In order to test the generalization effect of the prediction model on the dataset with unbalanced data, this study changed the composition of the model training set and test set and conducted experimental comparisons. The experimental data were 70% of the heavily polluted weather data plus 30% of the remaining weather data, and 70% of the data for mildly polluted weather and below plus 30% of the remaining weather data. The experimental results are shown in Table 7. When the amount of training data was 70% of the moderately polluted weather data and above and 30% of the remaining weather data, the average relative error of the PKO–AGA–SVM model was 13.01%, which is 1.44% higher than that of the complete dataset and lower than that of the SVM model, with an increase in prediction error of 5.71%; lower than that of the AGA–SVM model, with an increase of 5.01%; and lower than that of the PKO–SVM model, with an increase of 2.62%. When the amount of training data was 70% of the mildly polluted weather data and 30% of the remaining weather data, the average relative error of the PKO–AGA–SVM model was 12.75%, which is 1.18% higher compared to the error of the complete dataset and lower than the 3.71% increase in the prediction error of the SVM model, 2.87% higher than that of the AGA–SVM model, and 1.60% higher than that of the PKO–SVM model. The experimental results show that the PKO–AGA–SVM model was less affected by the composition of the model data, but the error still increased, mainly because after selecting the data, the training and testing dataset only accounted for about 60% of the overall data volume and the error increased to a certain extent. When the air pollution is serious, the influencing factors will become more significant, and the overall error will become larger.

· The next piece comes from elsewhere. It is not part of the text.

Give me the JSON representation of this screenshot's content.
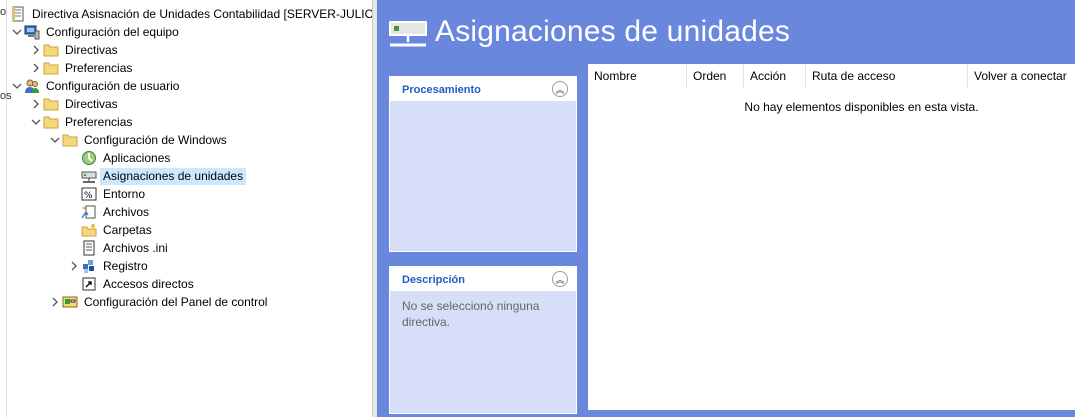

In order to further validate the prediction performance of the model, CNN–LSTM, random forest, and GABP neural network prediction models were selected in this study to compare the prediction performance on the same dataset. Some of the experimental results are shown in Figure 8, and the data of the relative prediction errors are shown in Table 8.
The experimental results show that CNN–LSTM predicted fewer data when the data set was larger and more data when the data set was smaller, mainly because of the instability of the model. Random forest predicted good data when the data set was larger but higher error when the data set was smaller, mainly because of the accumulation of error due to the insufficient capture of monotonic trends by the tree model. GABP predicted better data in the case of model underfitting due to insufficient optimization. The overall error was uniform and the global search ability was poor. The PKO–AGA–SVM algorithm predicted the smallest mean relative error and was more accurate.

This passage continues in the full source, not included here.